BİZ, ONLAR VE HUKUK
Bizim kim olduğumuz belli. Biz biziz de Onlar kim? Onlardan kastım ülkemizin batısındaki Avrupa ülkeleridir. Şimdi birkaç örnekle aramızdaki farkları anlatacağım. Biliyorsunuz bir zamanlar İtalya’da başbakanlık yapmış kişi, seçimleri kaybedip başbakanlıktan düştükten sonra başbakanlığı döneminde yaptığı yolsuzlukların hesabını yargı önünde verememiş cezalandırılmıştı. Ceza olarak üzerinde özel bir kıyafetle sokakları süpürürken çekilmiş resimleri tüm dünya basınına servis edildiğinden bizler de bu resimleri görme fırsatı bulmuştuk. Bunun gibi İngiltere’de, İskandinav ülkelerinde ülkenin başbakanları daha görevleri başında iken bile yaptıkları yanlışlar nedeniyle bir taraftan çıkıp halkından özür diliyor, diğer taraftan kendilerine verilen cezaları çekiyorlardı. İsveç Başbakanı korona yasağına uymadığı için kesilen cezayı hem de kendi özel hesabından ödemişti.
Bununla yapılmak istenen nedir?
Avrupa ülkelerinde hangi makam ve mevkide olursa olsun hukuk uygulanıyor ve herkes yaptığının cezasını çekiyor. Geriden gelenlere de elinizde yetki olan dönemde yasalara ve hukuka aykırı bir davranış içine girmeniz halinde er veya geç cezasını çekmekten kurtulamazsınız mesajı veriliyor. Bir Avrupalı biliyor ki yasal olmayan bir eylemde bulunduğu takdirde mutlaka, ama mutlaka bunun cezasını çekecektir. Öyleyse yasal olmayan yolların tüm cazibesine karşın tercih etmiyor.

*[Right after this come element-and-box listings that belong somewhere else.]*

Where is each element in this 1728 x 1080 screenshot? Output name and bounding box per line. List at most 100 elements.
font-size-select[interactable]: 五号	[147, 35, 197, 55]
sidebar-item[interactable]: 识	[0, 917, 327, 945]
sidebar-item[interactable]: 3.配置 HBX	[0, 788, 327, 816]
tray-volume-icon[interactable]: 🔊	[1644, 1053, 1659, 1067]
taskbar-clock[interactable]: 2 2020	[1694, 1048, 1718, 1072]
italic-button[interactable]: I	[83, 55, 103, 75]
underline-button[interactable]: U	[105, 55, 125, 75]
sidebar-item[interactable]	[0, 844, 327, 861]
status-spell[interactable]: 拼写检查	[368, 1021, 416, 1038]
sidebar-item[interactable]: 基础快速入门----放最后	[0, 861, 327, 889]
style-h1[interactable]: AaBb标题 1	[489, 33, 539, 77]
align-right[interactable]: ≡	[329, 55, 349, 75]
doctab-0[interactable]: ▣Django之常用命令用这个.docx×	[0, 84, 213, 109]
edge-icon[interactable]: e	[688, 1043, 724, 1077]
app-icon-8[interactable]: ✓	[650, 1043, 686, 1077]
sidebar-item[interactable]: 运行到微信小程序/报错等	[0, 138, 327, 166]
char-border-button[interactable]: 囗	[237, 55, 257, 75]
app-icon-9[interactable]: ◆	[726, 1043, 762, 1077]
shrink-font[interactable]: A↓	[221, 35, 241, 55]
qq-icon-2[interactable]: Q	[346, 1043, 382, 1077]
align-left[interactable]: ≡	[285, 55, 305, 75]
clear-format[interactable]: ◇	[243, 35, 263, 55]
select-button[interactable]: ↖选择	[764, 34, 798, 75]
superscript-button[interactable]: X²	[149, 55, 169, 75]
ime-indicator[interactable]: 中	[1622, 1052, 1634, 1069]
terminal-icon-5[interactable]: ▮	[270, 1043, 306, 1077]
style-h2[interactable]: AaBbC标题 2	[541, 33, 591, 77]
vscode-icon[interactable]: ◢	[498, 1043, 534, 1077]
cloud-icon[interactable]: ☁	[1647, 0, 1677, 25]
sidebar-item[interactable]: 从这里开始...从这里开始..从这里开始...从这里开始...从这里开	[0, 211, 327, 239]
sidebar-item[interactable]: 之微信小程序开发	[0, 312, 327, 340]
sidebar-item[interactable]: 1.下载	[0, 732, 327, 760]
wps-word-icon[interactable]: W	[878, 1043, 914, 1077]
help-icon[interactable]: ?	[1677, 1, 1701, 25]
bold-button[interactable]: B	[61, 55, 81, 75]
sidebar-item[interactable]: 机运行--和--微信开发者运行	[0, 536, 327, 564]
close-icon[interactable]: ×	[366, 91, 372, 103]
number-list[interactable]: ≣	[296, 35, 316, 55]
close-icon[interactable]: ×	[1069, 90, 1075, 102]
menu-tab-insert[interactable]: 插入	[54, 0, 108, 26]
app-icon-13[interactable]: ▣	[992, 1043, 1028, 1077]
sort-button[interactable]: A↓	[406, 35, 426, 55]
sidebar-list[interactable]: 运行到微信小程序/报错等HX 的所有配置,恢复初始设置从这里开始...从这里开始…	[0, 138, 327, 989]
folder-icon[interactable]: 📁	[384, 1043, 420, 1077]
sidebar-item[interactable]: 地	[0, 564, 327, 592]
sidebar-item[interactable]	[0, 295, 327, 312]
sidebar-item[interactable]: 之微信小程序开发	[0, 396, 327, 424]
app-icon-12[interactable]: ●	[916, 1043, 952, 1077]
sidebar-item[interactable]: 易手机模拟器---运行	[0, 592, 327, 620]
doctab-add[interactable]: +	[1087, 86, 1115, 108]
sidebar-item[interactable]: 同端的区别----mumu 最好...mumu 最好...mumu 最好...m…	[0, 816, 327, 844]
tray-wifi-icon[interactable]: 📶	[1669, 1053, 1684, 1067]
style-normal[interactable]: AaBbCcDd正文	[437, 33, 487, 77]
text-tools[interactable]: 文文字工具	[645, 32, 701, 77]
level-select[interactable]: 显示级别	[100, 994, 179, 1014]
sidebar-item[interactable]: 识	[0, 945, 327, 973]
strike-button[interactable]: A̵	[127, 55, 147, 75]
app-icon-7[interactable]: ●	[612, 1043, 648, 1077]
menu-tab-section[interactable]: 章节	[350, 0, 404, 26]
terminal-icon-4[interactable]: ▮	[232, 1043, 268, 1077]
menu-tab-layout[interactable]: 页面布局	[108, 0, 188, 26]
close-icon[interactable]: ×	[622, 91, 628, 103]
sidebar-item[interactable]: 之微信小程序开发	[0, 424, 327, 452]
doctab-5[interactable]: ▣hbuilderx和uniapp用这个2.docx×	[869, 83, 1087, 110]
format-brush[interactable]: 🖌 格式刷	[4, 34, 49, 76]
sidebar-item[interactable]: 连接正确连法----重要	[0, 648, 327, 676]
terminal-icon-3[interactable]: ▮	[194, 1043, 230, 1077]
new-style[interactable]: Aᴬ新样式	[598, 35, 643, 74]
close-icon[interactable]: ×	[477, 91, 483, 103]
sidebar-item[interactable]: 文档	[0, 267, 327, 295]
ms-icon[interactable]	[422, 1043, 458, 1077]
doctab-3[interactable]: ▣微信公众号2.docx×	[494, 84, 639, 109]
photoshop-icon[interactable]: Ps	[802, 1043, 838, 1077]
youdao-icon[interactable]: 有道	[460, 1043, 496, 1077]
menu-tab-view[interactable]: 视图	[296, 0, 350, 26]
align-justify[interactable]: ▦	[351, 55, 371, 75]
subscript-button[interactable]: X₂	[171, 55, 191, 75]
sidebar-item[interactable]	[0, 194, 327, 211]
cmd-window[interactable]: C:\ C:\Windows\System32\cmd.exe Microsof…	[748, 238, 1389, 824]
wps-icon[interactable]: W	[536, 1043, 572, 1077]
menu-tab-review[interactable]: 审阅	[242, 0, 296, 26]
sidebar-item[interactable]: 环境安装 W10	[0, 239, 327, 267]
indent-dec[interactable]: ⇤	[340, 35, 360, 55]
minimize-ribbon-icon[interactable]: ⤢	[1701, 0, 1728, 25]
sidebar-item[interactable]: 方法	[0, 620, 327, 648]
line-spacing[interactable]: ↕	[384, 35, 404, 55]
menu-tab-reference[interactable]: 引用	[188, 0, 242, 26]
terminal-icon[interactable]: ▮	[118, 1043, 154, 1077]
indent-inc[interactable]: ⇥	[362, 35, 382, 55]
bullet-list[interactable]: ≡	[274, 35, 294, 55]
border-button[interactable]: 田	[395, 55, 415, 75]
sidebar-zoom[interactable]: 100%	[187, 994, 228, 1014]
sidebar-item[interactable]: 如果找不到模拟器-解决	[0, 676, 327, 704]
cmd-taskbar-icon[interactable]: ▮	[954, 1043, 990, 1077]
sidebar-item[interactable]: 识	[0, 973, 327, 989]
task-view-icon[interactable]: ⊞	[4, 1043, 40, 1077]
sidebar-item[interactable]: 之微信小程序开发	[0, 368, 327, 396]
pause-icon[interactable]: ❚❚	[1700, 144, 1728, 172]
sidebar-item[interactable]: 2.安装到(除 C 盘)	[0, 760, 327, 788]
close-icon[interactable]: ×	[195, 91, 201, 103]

Hatta bir adım daha ileri gidelim; İtalya başbakanında olduğu gibi tüm dünyaya rezil olmak da var diye bir kez daha düşünmek zorunda kalıyor.
Gelelim ülkemize:
Ülkemizden sadece iki örnek vereceğim. İlki: İktidar partisine mensup bir büyük şehir belediye başkanı hakkında görevi kötüye kullanma suçundan çok sayıda soruşturma açılmıştı. O başkanın soruşturmalar nedeniyle rahat çalışamadığı düşüncesi ile TCK daki görevi kötüye kullananın cezalandırılması maddesi gündeme alınmıştır.
İkincisi ve çok çarpıcı olanına gelince: Kişiye özel yasa çıkarılmıştır. Ülkemizin eski bir başbakanı partisine yapılan hazine yardımını şahsi hesabına geçirmekten yargılanmış, suçlu bulunmuş ve hüküm giymiştir. Koskoca başbakan cezaevine mi konulur düşüncesi ile eski başbakan için özel yasa çıkarılmış ve cezasını evinde bir eli yağda, bir eli balda, hazineden şahsi hesabına geçirdiği paraları harcayarak doldurması sağlanmıştır.
Peki… Bununla yapılmak istenen nedir?
‘’Ey halkım, ey yetkili gününü gün et, elindeki fırsatı iyi değerlendir. Sonunu düşünme! Nasıl olsa bir çıkış yolu bulunur.’’ Denilerek insanlarımız hukuku çiğnemeye teşvik edilmektedir. Çok yanlıştır. İşte biz ve Onlardaki hukuk farkı budur. Bu yüzden bizi hakir görmektedirler. Ne yazık ki çok acıdır. Ama yine ne yazık ki gerçektir.